Since studies show that incorporating video into your law firm website can substantially increase conversions, Youtube is a great way for lawyers in particular to market their services, whether or not their ads become viral marketing examples. Keep in mind that when you create examples of viral marketing for your own firm, you don't need to make them an actual advertisement for your firm. Consider simply talking (or singing, or whatever you'd like to do) about a topic, then leaving your law firm's web address in the summary of your video's content. Because these viral marketing examples aren't as obvious as a direct sales pitch, your viewers are more likely to click your link.
Unsuccessful Viral Marketing Examples
Viral marketing can be tricky, and failing to think your plan all the way through can lead to dramatic and embarrassing failures. One of the biggest examples of viral marketing failure came from Chevrolet, which gave viewers a tool to insert their own text into Chevy ads, then link to those ads on their social media pages. Sounds great, right?
Not quite. Because the advertisement was for a gas-guzzling Chevy Tahoe, many of the most social media savvy site visitors made subversive, dark ad text about wars for oil and global warming. The mistake here was targeting: if Chevy had asked users of social media to write ad text for a new hybrid, they might have gotten a very different result.
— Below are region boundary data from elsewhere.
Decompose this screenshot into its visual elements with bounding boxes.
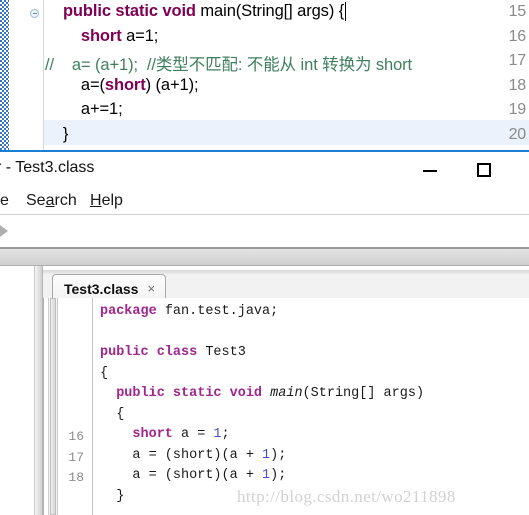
line-number: 17 [508, 52, 527, 69]
code-token: short [80, 26, 127, 45]
code-token: main(String[] args) { [200, 2, 345, 20]
menu-item-help[interactable]: Help [90, 192, 123, 210]
code-line[interactable]: public static void main(String[] args) { [45, 2, 344, 21]
code-token: package [100, 304, 165, 319]
workbench-body: Test3.class × package fan.test.java; publ… [0, 266, 529, 515]
code-token: // a= (a+1); //类型不匹配: 不能从 int 转换为 short [45, 56, 413, 74]
line-number: 15 [508, 3, 527, 20]
code-token: a = (short)(a + [100, 468, 263, 483]
editor-tabstrip[interactable]: Test3.class × [43, 270, 529, 302]
line-number-gutter [9, 0, 39, 152]
window-titlebar[interactable]: r - Test3.class [0, 152, 529, 188]
code-line[interactable]: public class Test3 [100, 345, 246, 360]
code-line[interactable]: } [45, 124, 69, 144]
eclipse-window: r - Test3.class e Search Help Test3.class … [0, 152, 529, 515]
code-line[interactable]: a = (short)(a + 1); [100, 448, 286, 463]
toolbar[interactable] [0, 215, 529, 248]
code-line[interactable]: { [100, 366, 108, 381]
code-line[interactable]: { [100, 407, 124, 422]
code-line[interactable]: } [100, 489, 124, 504]
code-line[interactable]: a+=1; [45, 100, 123, 119]
editor-area: Test3.class × package fan.test.java; publ… [43, 266, 529, 515]
code-line[interactable]: a=(short) (a+1); [45, 76, 199, 95]
code-token: { [100, 406, 125, 422]
gutter-separator [43, 0, 44, 152]
maximize-button[interactable] [466, 152, 512, 188]
code-line[interactable]: public static void main(String[] args) [100, 386, 424, 401]
code-token: main [270, 386, 303, 401]
line-number: 18 [68, 470, 84, 485]
code-token: ); [270, 468, 287, 483]
top-source-editor[interactable]: 15 public static void main(String[] args… [0, 0, 529, 152]
code-token: ; [221, 427, 230, 442]
annotation-ruler[interactable] [0, 0, 9, 152]
code-token: 1 [262, 447, 271, 463]
code-token: public static void [62, 2, 201, 20]
left-view-panel[interactable] [0, 266, 35, 515]
code-line[interactable]: package fan.test.java; [100, 304, 278, 319]
window-title: r - Test3.class [0, 159, 95, 176]
panel-sash[interactable] [35, 266, 43, 515]
text-caret [345, 2, 346, 21]
menu-item-e[interactable]: e [0, 192, 9, 210]
decompiled-code-view[interactable]: package fan.test.java; public class Test3… [43, 298, 529, 515]
code-token: ); [270, 447, 287, 463]
code-token: ) (a+1); [145, 75, 199, 94]
code-line[interactable]: // a= (a+1); //类型不匹配: 不能从 int 转换为 short [45, 51, 412, 75]
code-token: } [100, 488, 125, 504]
code-token: fan.test.java; [164, 304, 279, 319]
code-token: public static void [116, 386, 271, 401]
tab-label: Test3.class [64, 280, 139, 297]
lower-gutter-separator [92, 298, 93, 515]
code-token: a = [181, 427, 214, 442]
code-token: { [100, 365, 109, 381]
line-number: 19 [508, 101, 527, 118]
code-token: short [132, 427, 182, 442]
line-number: 16 [508, 27, 527, 45]
close-icon[interactable]: × [147, 282, 155, 295]
code-token: public class [100, 345, 206, 360]
code-token: short [104, 75, 146, 94]
current-line-highlight [44, 120, 529, 145]
code-token: (String[] args) [302, 386, 425, 401]
code-line[interactable]: short a = 1; [100, 427, 230, 442]
line-number: 17 [68, 449, 84, 465]
line-number: 20 [508, 125, 527, 143]
code-token: a=1; [126, 26, 159, 45]
fold-collapse-icon[interactable] [30, 9, 39, 18]
line-number: 16 [68, 429, 84, 444]
menu-item-search[interactable]: Search [26, 192, 77, 210]
perspective-band [0, 249, 529, 265]
code-line[interactable]: a = (short)(a + 1); [100, 468, 286, 483]
menu-bar[interactable]: e Search Help [0, 188, 529, 215]
line-number: 18 [508, 76, 527, 94]
code-token: } [45, 124, 69, 143]
code-token: a+=1; [45, 100, 123, 118]
minimize-button[interactable] [412, 152, 458, 188]
code-token: 1 [213, 427, 222, 442]
code-token: Test3 [205, 345, 246, 360]
code-line[interactable]: short a=1; [45, 26, 159, 46]
maximize-icon [477, 163, 491, 177]
minimize-icon [423, 170, 437, 172]
toolbar-expand-arrow-icon[interactable] [0, 225, 8, 237]
code-token: a = (short)(a + [100, 447, 263, 463]
code-token: 1 [262, 468, 271, 483]
code-token: a=( [45, 75, 105, 94]
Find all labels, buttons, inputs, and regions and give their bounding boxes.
Starbucks is responsible for one of the worst recent examples of viral marketing. Unlike companies in most viral marketing examples, Starbucks never expected their campaign to go viral. They sent a coupon for a free iced coffee to a limited number of email addresses.
Within weeks, the email had been forwarded millions of times and the coupon was being printed everywhere—and instead of honoring the coupons, Starbucks stopped the promotion early, leading to a class action lawsuit and being listed as CNN's “dumbest moment in marketing” for 2011. The lesson? Be ready to honor your commitments, and don't expect your customers to be happy if you don't follow through.
Examples of viral marketing failures can also come from a concept that hasn't been thought out. When Virgin Airlines had its users submit entries about what the world would look like if people said “yes” to everything, what they got were pornographic pictures of their notorious playboy founder, Richard Branson. Good viral marketing examples don't set themselves up for embarrassing publicity later on. Remember that once you start a viral campaign, it's out of your hands: people get to decide how to interact with your content and what's interesting about it.